Gide, ici encore, ne peut complètement départir ceux qu’il anime d’un reflet de sa propre flamme. Des lignes comme celle-ci, qu’il fait écrire par le pasteur, il pourrait n’avoir eu qu’à les choisir dans son journal personnel et les transcrire : « Jacques et Sarah, du reste peu curieux de leur nature (souvent même insuffisamment à mon gré)… » ou bien : « Ah ! plût à Dieu qu’elle (Amélie, femme du pasteur) exigeât de moi quelque action difficile ! Avec quelle joie j’accomplirais pour elle le téméraire, le périlleux ! Mais on dirait qu’elle répugne à tout ce qui n’est pas coutumier ; de sorte que le progrès de la vie n’est, pour elle, que d’ajouter de semblables jours au passé. Elle ne souhaite pas, elle n’accepte même pas de moi, des vertus nouvelles, ni même un accroissement des vertus reconnues… » Comment se défendre de songer à la « Porte étroite » ? Mais la contrainte, (une contrainte qui est un enrichissement), n’en est pas moins véridique ; Gide s’impose de peindre, et de substituer à un double de lui-même un être qu’il n’est point. Il mène, parallèlement, plusieurs vie. Il fait dire au pasteur : « Depuis quinze ans je ne l’avais plus revu (un petit lac) car aucun devoir pastoral ne m’appelle de ce côté. » Or, s’il parlait en son nom, Gide pourrait invoquer tout autre motif, mais jamais un de cet ordre, qui contredit sa substance. Son humeur le conduit par le monde, non des obligations. Et parfois, des sentences, des généralisations qui sont véridiquement du pasteur que tourmente le soin qu’il a de ses frères.

  L’œuvre est, en apparence, hachée [?]. Gide a adopté la forme simple du cahier. Il a refusé de cuisiner un roman. Mais ces coupures n’empêchent pas que cette « symphonie pastorale » soit sans heurt, sans vide, sans défaillance. Elle est d’une ligne subtile, mais suave, harmonieuse, d’un dessin qui, sans cesse, serre d’aussi près que possible l’objet, mais garde sa souplesse. Il serait curieux de relever l’emploi que Gide fait, désormais, de « précisément ». Et c’est l’heure de rappeler comment, en un extrait de son journal qu’a publié la Nouvelle Revue Française, il voyait dans la science du dessin notre suprême grandeur, la gloire authentique et sans conteste de la France.
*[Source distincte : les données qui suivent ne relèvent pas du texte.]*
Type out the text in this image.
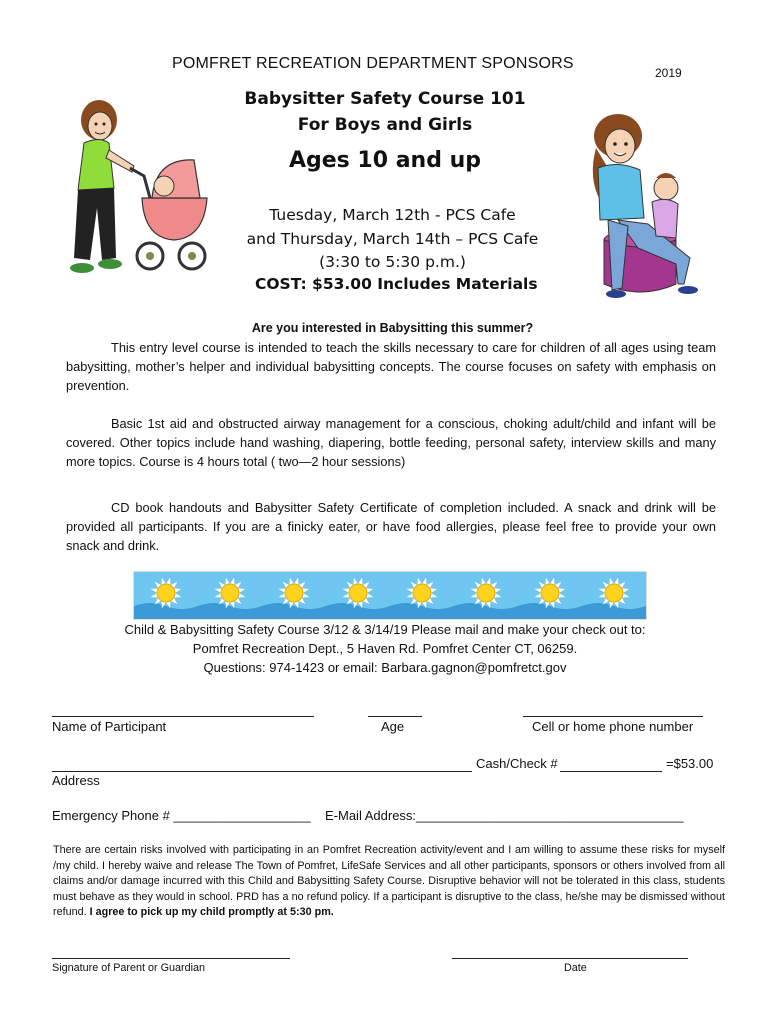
POMFRET RECREATION DEPARTMENT SPONSORS
2019
Babysitter Safety Course 101
For Boys and Girls
Ages 10 and up
Tuesday, March 12th - PCS Cafe
and Thursday, March 14th – PCS Cafe
(3:30 to 5:30 p.m.)
COST: $53.00 Includes Materials
Are you interested in Babysitting this summer?
This entry level course is intended to teach the skills necessary to care for children of all ages using team babysitting, mother’s helper and individual babysitting concepts. The course focuses on safety with emphasis on prevention.
Basic 1st aid and obstructed airway management for a conscious, choking adult/child and infant will be covered. Other topics include hand washing, diapering, bottle feeding, personal safety, interview skills and many more topics. Course is 4 hours total ( two—2 hour sessions)
CD book handouts and Babysitter Safety Certificate of completion included. A snack and drink will be provided all participants. If you are a finicky eater, or have food allergies, please feel free to provide your own snack and drink.
Child & Babysitting Safety Course 3/12 & 3/14/19 Please mail and make your check out to:
Pomfret Recreation Dept., 5 Haven Rd. Pomfret Center CT, 06259.
Questions: 974-1423 or email: Barbara.gagnon@pomfretct.gov
Name of Participant	Age	Cell or home phone number
Cash/Check #	=$53.00
Address
Emergency Phone # ___________________ E-Mail Address:_____________________________________
There are certain risks involved with participating in an Pomfret Recreation activity/event and I am willing to assume these risks for myself /my child. I hereby waive and release The Town of Pomfret, LifeSafe Services and all other participants, sponsors or others involved from all claims and/or damage incurred with this Child and Babysitting Safety Course. Disruptive behavior will not be tolerated in this class, students must behave as they would in school. PRD has a no refund policy. If a participant is disruptive to the class, he/she may be dismissed without refund. I agree to pick up my child promptly at 5:30 pm.
Signature of Parent or Guardian	Date
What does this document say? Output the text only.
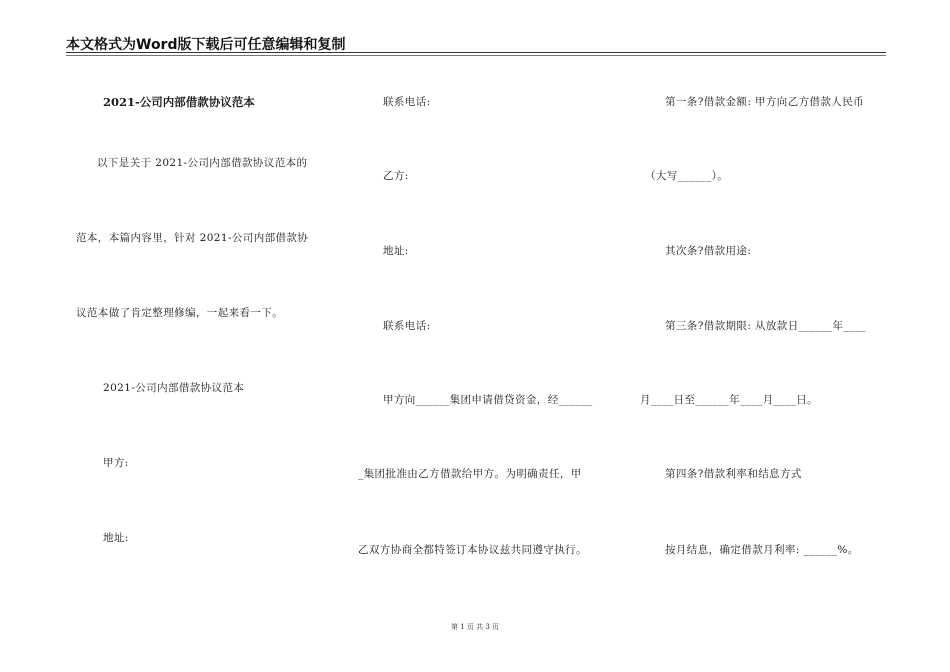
本文格式为Word版下载后可任意编辑和复制
2021-公司内部借款协议范本
以下是关于 2021-公司内部借款协议范本的
范本，本篇内容里，针对 2021-公司内部借款协
议范本做了肯定整理修编，一起来看一下。
2021-公司内部借款协议范本
甲方:
地址:
联系电话:
乙方:
地址:
联系电话:
甲方向______集团申请借贷资金，经______
_集团批准由乙方借款给甲方。为明确责任，甲
乙双方协商全都特签订本协议兹共同遵守执行。
第一条?借款金额: 甲方向乙方借款人民币
（大写______）。
其次条?借款用途:
第三条?借款期限: 从放款日______年____
月____日至______年____月____日。
第四条?借款利率和结息方式
按月结息，确定借款月利率: ______%。
第 1 页 共 3 页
Cet effort d’un maître n’est pas isolé. Le peintre André Lhote théorise ; des écrivains constituent un parti de l’intelligence ; d’autres répudient des écoles et craignent que toute discipline consentie à priori n’empêche l’œuvre d’art, loin de la servir et de hâter son éclosion, mais ils s’efforcent vers le style et cherchent en eux-mêmes une clarté et un équilibre.

Gide cherchera encore, mais a trouvé la voie où s’engager, le sens où ériger son inquiétude, le champ où exercer son activité. Cette discipline ne l’amoindrit pas. Le Pasteur écrit : « Il me semble que je suis plus jeune que lui (Jacques, son fils), plus jeune aujourd’hui que je n’étais hier. » Telle est la merveilleuse vie de Gide, qu’il aurait le droit de s’adresser à lui-même cet hommage très grand.